5 Healthy Ways to Cook

If preparing dinner means peeling back the top of a frozen prepackaged meal or opening a brand-new box of cereal, it's time for a change. You don't have to be an accomplished cook to create low-fat, healthful cuisine that tastes great. The main challenge to eating well while watching calories is to choose nutrient-dense food and avoid excess dietary fat without giving up flavor.

Following are five supereasy, low-fat cooking techniques you can master in about the time it takes to nuke a Lean Cuisine. Whether you choose to broil, microwave, pressure cook, steam or stir-fry, you'll be pleased to know that each method is not only naturally low in fat (because they require little or no oil) but brings out the zest in foods. One caveat: Because these are quick-cooking techniques, you'll need to ignore that well-known adage and become a cook who does watch the pot -- to help keep it from boiling (or burning, sticking or charring).


Steaming is, simply, cooking food in an enclosed environment infused with steam. You can steam in a variety of ways: with a covered, perforated basket that rests above a pot of boiling water; with a parchment wrapper or foil; with Chinese bamboo steamers that stack on top of a wok; and with convenient electric steamers. Steaming cooks and seals in flavor, eliminating the need for added fats during preparation. It also preserves nutrients better than any other cooking method except microwaving. It's perfect for fish and shellfish because it doesn't dry out the delicate flesh. Halibut, cod and snapper steam particularly well.
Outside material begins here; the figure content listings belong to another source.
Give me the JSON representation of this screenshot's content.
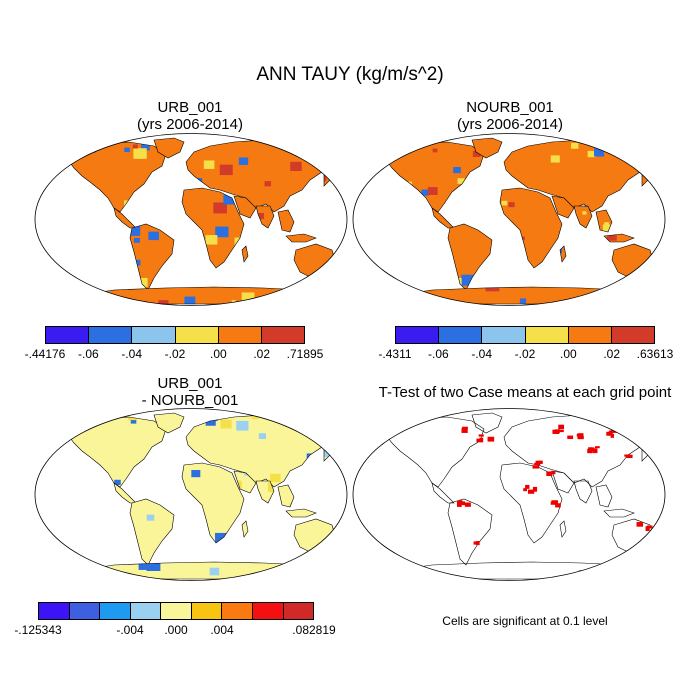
{
  "main_title": "ANN TAUY (kg/m/s^2)",
  "panels": {
    "urb": {
      "title_line1": "URB_001",
      "title_line2": "(yrs 2006-2014)",
      "colorbar_colors": [
        "#3b1cf0",
        "#2b6fe0",
        "#8cc4ee",
        "#f5e04a",
        "#f57a12",
        "#d23a2a"
      ],
      "colorbar_labels": [
        "-.44176",
        "-.06",
        "-.04",
        "-.02",
        ".00",
        ".02",
        ".71895"
      ]
    },
    "nourb": {
      "title_line1": "NOURB_001",
      "title_line2": "(yrs 2006-2014)",
      "colorbar_colors": [
        "#3b1cf0",
        "#2b6fe0",
        "#8cc4ee",
        "#f5e04a",
        "#f57a12",
        "#d23a2a"
      ],
      "colorbar_labels": [
        "-.4311",
        "-.06",
        "-.04",
        "-.02",
        ".00",
        ".02",
        ".63613"
      ]
    },
    "diff": {
      "title_line1": "URB_001",
      "title_line2": "- NOURB_001",
      "colorbar_colors": [
        "#3c14f5",
        "#3d5fe0",
        "#1e9bf0",
        "#9ad0f0",
        "#fbf59a",
        "#f8c414",
        "#f87a10",
        "#f41010",
        "#d12828"
      ],
      "colorbar_labels": [
        "-.125343",
        "-.004",
        ".000",
        ".004",
        ".082819"
      ]
    },
    "ttest": {
      "title": "T-Test of two Case means at each grid point",
      "note": "Cells are significant at 0.1 level",
      "significant_color": "#ee0000"
    }
  },
  "map_colors": {
    "dominant_urb": [
      "#f57a12",
      "#f5e04a",
      "#d23a2a"
    ],
    "dominant_diff": [
      "#fbf59a",
      "#9ad0f0",
      "#2b6fe0"
    ]
  }
}
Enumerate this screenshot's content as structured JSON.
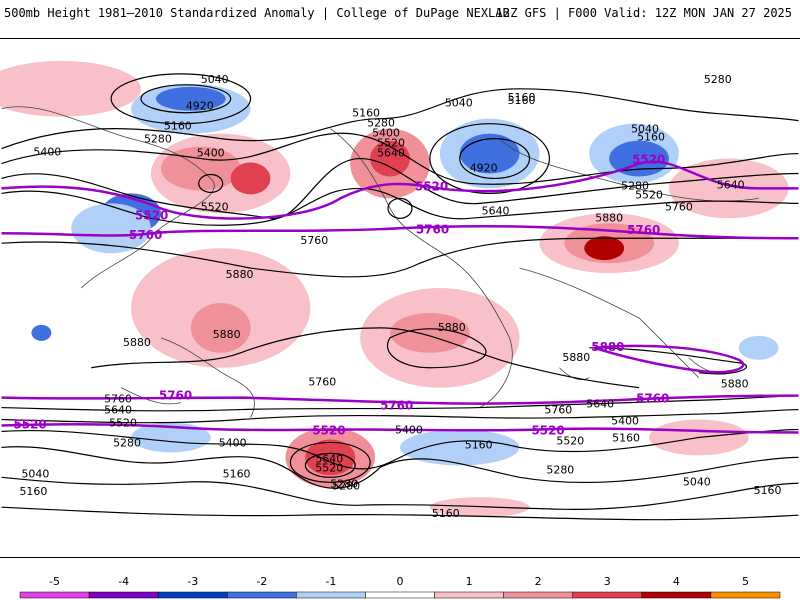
{
  "header": {
    "left_title": "500mb Height 1981–2010 Standardized Anomaly | College of DuPage NEXLAB",
    "right_title": "12Z GFS | F000 Valid: 12Z MON JAN 27 2025"
  },
  "map": {
    "contour_labels": {
      "black": [
        "5040",
        "4920",
        "5280",
        "5160",
        "5400",
        "5160",
        "5280",
        "5400",
        "5520",
        "5640",
        "5400",
        "5520",
        "5160",
        "5040",
        "5160",
        "5280",
        "5520",
        "5640",
        "5640",
        "5760",
        "4920",
        "5280",
        "5160",
        "5040",
        "5760",
        "5880",
        "5880",
        "5880",
        "5880",
        "5880",
        "5880",
        "5760",
        "5640",
        "5760",
        "5520",
        "5280",
        "5160",
        "5040",
        "5400",
        "5280",
        "5640",
        "5520",
        "5400",
        "5160",
        "5280",
        "5160",
        "5400",
        "5520",
        "5640",
        "5760",
        "5880",
        "5280",
        "5160",
        "5040",
        "5160",
        "5160"
      ],
      "highlight": [
        "5520",
        "5760",
        "5520",
        "5760",
        "5520",
        "5760",
        "5520",
        "5880",
        "5760",
        "5760",
        "5760",
        "5520",
        "5520",
        "5520"
      ]
    }
  },
  "colorbar": {
    "ticks": [
      "-5",
      "-4",
      "-3",
      "-2",
      "-1",
      "0",
      "1",
      "2",
      "3",
      "4",
      "5"
    ],
    "colors": [
      "#e040e0",
      "#8000c0",
      "#0040c0",
      "#4070e0",
      "#b0d0f8",
      "#ffffff",
      "#f8c0c8",
      "#f09098",
      "#e04050",
      "#b00000",
      "#ff9000"
    ]
  }
}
Best candidates: Vegetables such as asparagus, zucchini and green beans, pears, chicken breasts, fish fillets and shellfish.
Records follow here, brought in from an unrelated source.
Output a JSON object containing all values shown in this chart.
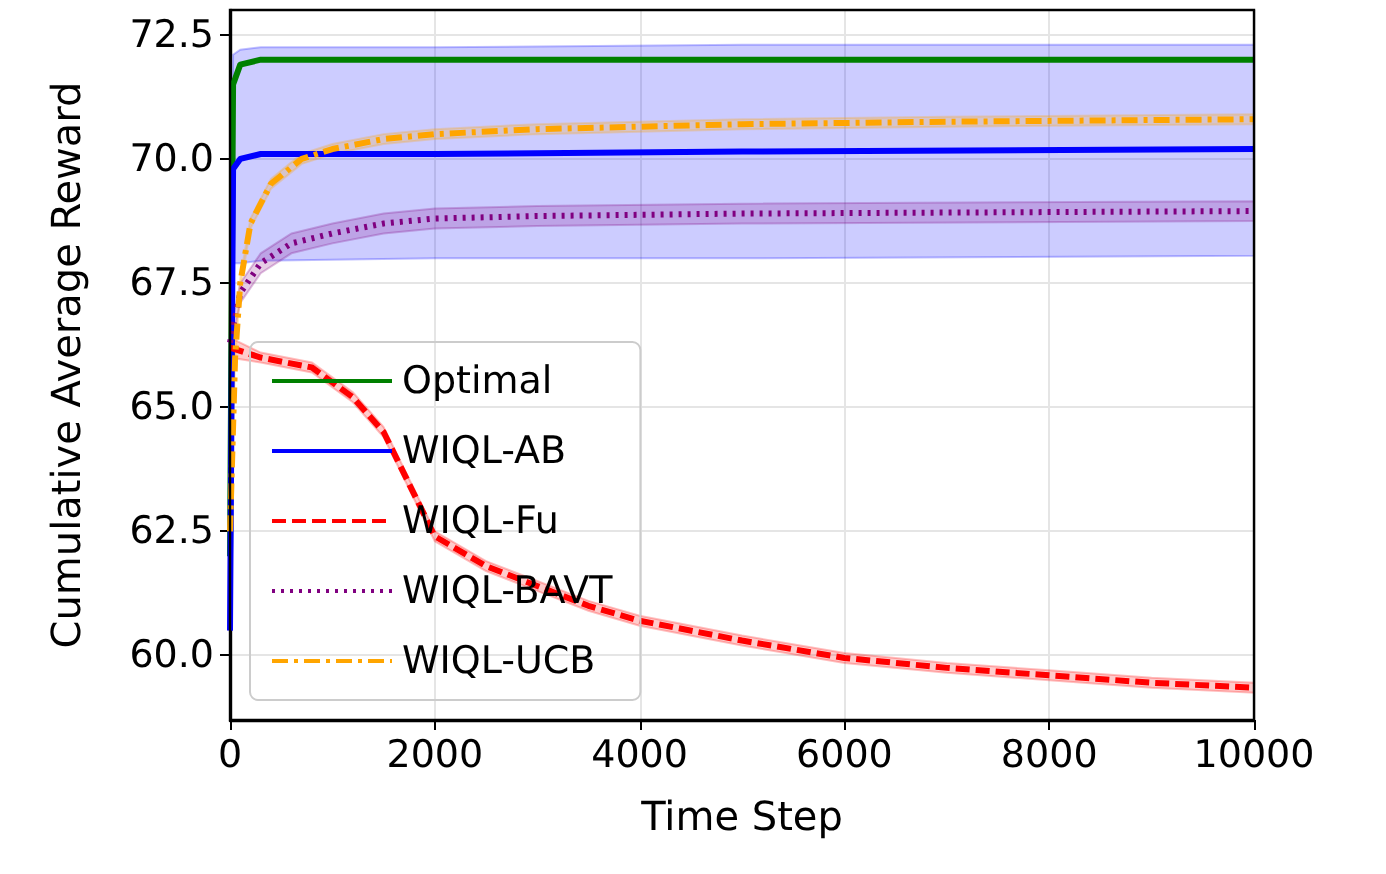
{
  "chart_data": {
    "type": "line",
    "xlabel": "Time Step",
    "ylabel": "Cumulative Average Reward",
    "xlim": [
      0,
      10000
    ],
    "xticks": [
      0,
      2000,
      4000,
      6000,
      8000,
      10000
    ],
    "ylim": [
      58.7,
      73.0
    ],
    "yticks": [
      {
        "value": 60,
        "label": "60.0"
      },
      {
        "value": 62.5,
        "label": "62.5"
      },
      {
        "value": 65,
        "label": "65.0"
      },
      {
        "value": 67.5,
        "label": "67.5"
      },
      {
        "value": 70,
        "label": "70.0"
      },
      {
        "value": 72.5,
        "label": "72.5"
      }
    ],
    "grid": true,
    "legend": "bottom left",
    "marker": "none",
    "series": [
      {
        "name": "Optimal",
        "color": "#008000",
        "line_style": "solid",
        "x": [
          0,
          30,
          100,
          300,
          2000,
          5000,
          10000
        ],
        "values": [
          62.0,
          71.5,
          71.9,
          72.0,
          72.0,
          72.0,
          72.0
        ]
      },
      {
        "name": "WIQL-AB",
        "color": "#0000ff",
        "line_style": "solid",
        "x": [
          0,
          30,
          100,
          300,
          2000,
          5000,
          10000
        ],
        "values": [
          60.5,
          69.8,
          70.0,
          70.1,
          70.1,
          70.15,
          70.2
        ],
        "lower": [
          60.3,
          67.9,
          67.9,
          67.95,
          68.0,
          68.0,
          68.05
        ],
        "upper": [
          60.7,
          72.1,
          72.2,
          72.25,
          72.25,
          72.3,
          72.3
        ]
      },
      {
        "name": "WIQL-Fu",
        "color": "#ff0000",
        "line_style": "dashed",
        "x": [
          0,
          300,
          800,
          1200,
          1500,
          2000,
          2500,
          3000,
          3500,
          4000,
          5000,
          6000,
          7000,
          8000,
          9000,
          10000
        ],
        "values": [
          66.2,
          66.0,
          65.8,
          65.2,
          64.5,
          62.4,
          61.8,
          61.4,
          61.0,
          60.7,
          60.3,
          59.95,
          59.75,
          59.6,
          59.45,
          59.35
        ],
        "lower": [
          66.0,
          65.9,
          65.7,
          65.1,
          64.4,
          62.3,
          61.7,
          61.3,
          60.9,
          60.6,
          60.2,
          59.85,
          59.65,
          59.5,
          59.35,
          59.25
        ],
        "upper": [
          66.4,
          66.1,
          65.9,
          65.3,
          64.6,
          62.5,
          61.9,
          61.5,
          61.1,
          60.8,
          60.4,
          60.05,
          59.85,
          59.7,
          59.55,
          59.45
        ]
      },
      {
        "name": "WIQL-BAVT",
        "color": "#800080",
        "line_style": "dotted",
        "x": [
          0,
          100,
          300,
          600,
          1000,
          1500,
          2000,
          3000,
          5000,
          10000
        ],
        "values": [
          66.3,
          67.3,
          67.9,
          68.3,
          68.5,
          68.7,
          68.8,
          68.85,
          68.9,
          68.95
        ],
        "lower": [
          66.1,
          67.1,
          67.7,
          68.1,
          68.3,
          68.5,
          68.6,
          68.65,
          68.7,
          68.75
        ],
        "upper": [
          66.5,
          67.5,
          68.1,
          68.5,
          68.7,
          68.9,
          69.0,
          69.05,
          69.1,
          69.15
        ]
      },
      {
        "name": "WIQL-UCB",
        "color": "#ffa500",
        "line_style": "dashdot",
        "x": [
          0,
          50,
          100,
          200,
          400,
          700,
          1000,
          1500,
          2000,
          3000,
          5000,
          7000,
          10000
        ],
        "values": [
          62.5,
          66.0,
          67.5,
          68.7,
          69.5,
          70.0,
          70.2,
          70.4,
          70.5,
          70.6,
          70.7,
          70.75,
          70.8
        ],
        "lower": [
          62.4,
          65.9,
          67.4,
          68.6,
          69.4,
          69.9,
          70.1,
          70.3,
          70.4,
          70.5,
          70.6,
          70.65,
          70.7
        ],
        "upper": [
          62.6,
          66.1,
          67.6,
          68.8,
          69.6,
          70.1,
          70.3,
          70.5,
          70.6,
          70.7,
          70.8,
          70.85,
          70.9
        ]
      }
    ]
  }
}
Equipment: A large pot in which to place collapsible basket steamers, Chinese bamboo steamers to stack on top of a wok (these steamers range from $10-$40), or electric steamers. The Black & Decker FlavorScenter steamer is a new electric model to which features a built-in flavor-scenter screen that you can add herbs and spices. It comes with a large 3.5-quart bowl and a 7-cup rice bowl and a handy timer with a signal bell and automatic shut-off ($35).

Cooking tips:

  • To steam on top of the stove, simply bring water to a boil in your selected stove-top steamer, reduce heat so that a strong simmer sends steam escaping, add food to the steaming compartment, cover with a lid, and begin timing.
  • A makeshift steamer can be easily created with everyday cooking utensils. Use any deep-frying pan or pot, such as a 6-quart Dutch oven, and place a rack inside balanced on two identical pieces of wood wedged into the bottom. (Make sure the lid is tight-fitting.) Spaghetti pots that come with separate smaller baskets that sit up high and fit snugly under the lid make good steamers as well.
  • A 3/4- to 1-inch fish fillet takes anywhere from 6-15 minutes to steam, depending upon the fish; vegetables and fruit (such as a bunch of medium-stalked asparagus, a pound of green beans or two pears cut up) take from 10-25 minutes; a boneless chicken breast, 20 minutes.
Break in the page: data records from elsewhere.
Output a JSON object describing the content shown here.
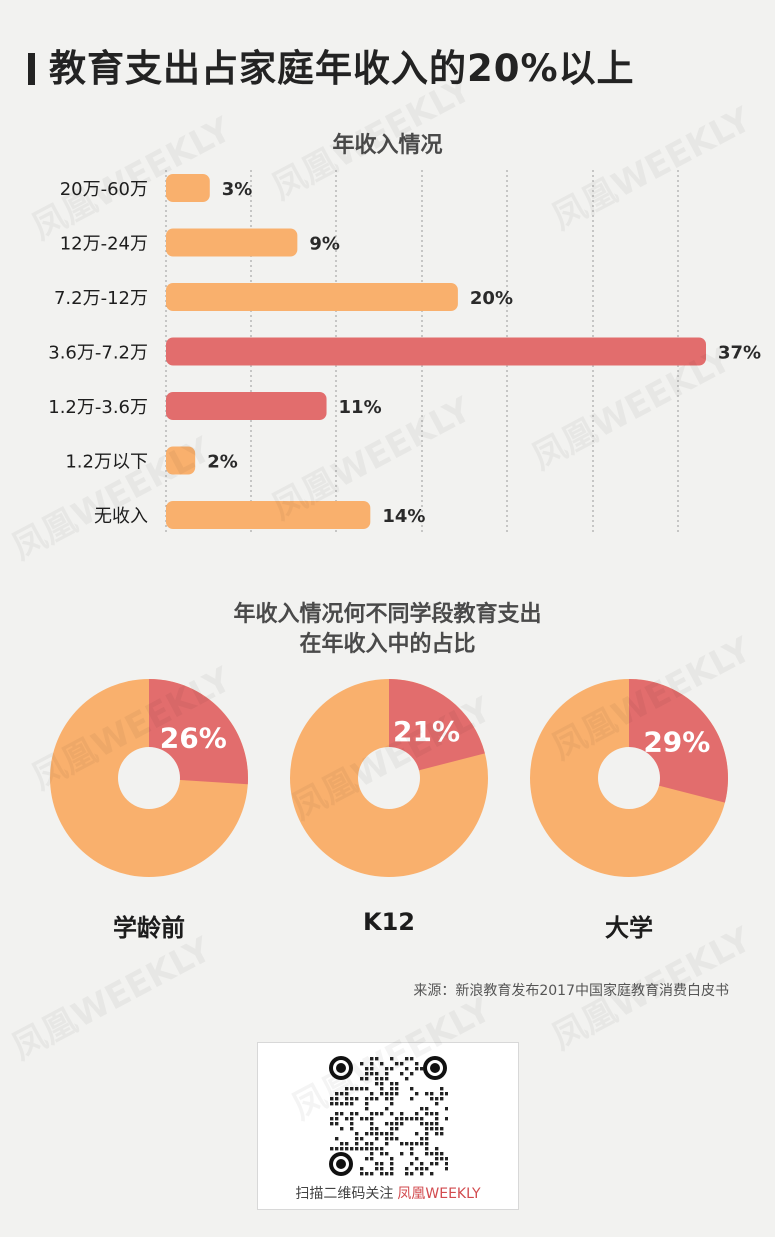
{
  "headline": "教育支出占家庭年收入的20%以上",
  "chart_data": [
    {
      "type": "bar",
      "orientation": "horizontal",
      "title": "年收入情况",
      "categories": [
        "20万-60万",
        "12万-24万",
        "7.2万-12万",
        "3.6万-7.2万",
        "1.2万-3.6万",
        "1.2万以下",
        "无收入"
      ],
      "values": [
        3,
        9,
        20,
        37,
        11,
        2,
        14
      ],
      "value_labels": [
        "3%",
        "9%",
        "20%",
        "37%",
        "11%",
        "2%",
        "14%"
      ],
      "highlighted": [
        false,
        false,
        false,
        true,
        true,
        false,
        false
      ],
      "xlim": [
        0,
        37
      ],
      "grid": true
    },
    {
      "type": "pie",
      "style": "donut",
      "title": "年收入情况何不同学段教育支出在年收入中的占比",
      "title_lines": [
        "年收入情况何不同学段教育支出",
        "在年收入中的占比"
      ],
      "charts": [
        {
          "name": "学龄前",
          "value": 26,
          "label": "26%"
        },
        {
          "name": "K12",
          "value": 21,
          "label": "21%"
        },
        {
          "name": "大学",
          "value": 29,
          "label": "29%"
        }
      ]
    }
  ],
  "colors": {
    "bar_default": "#f9b06d",
    "bar_highlight": "#e26d6d",
    "donut_base": "#f9b06d",
    "donut_slice": "#e26d6d",
    "background": "#f2f2f0",
    "brand": "#d24a4e"
  },
  "source": "来源：新浪教育发布2017中国家庭教育消费白皮书",
  "qr": {
    "caption": "扫描二维码关注",
    "brand": "凤凰WEEKLY"
  },
  "watermark": "凤凰WEEKLY",
  "icons": {
    "qr": "qr-code-icon"
  }
}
Hold the salt: Don't bother salting foods during steaming, as it just washes off.

Try this: Flavoring is as simple as a twist of lemon. Steam one fish fillet by wrapping it in foil with a few garlic cloves, grated fresh ginger, onion and basil leaves. After squeezing fresh lemon juice over the fish, wrap it closed and place in a steamer basket. Bring 2 inches of water to a boil in a pot, put basket over water and cover. Steam for about 6 minutes.


Cooking at a very high heat for a very short time is the essence of stir-frying. Because food is cooked so quickly, it should be cut into small, uniform pieces to ensure every ingredient is cooked thoroughly. This is another method that requires your full attention, as continuous stirring and sometimes tossing of the ingredients are necessary to prevent food from sticking to the pan.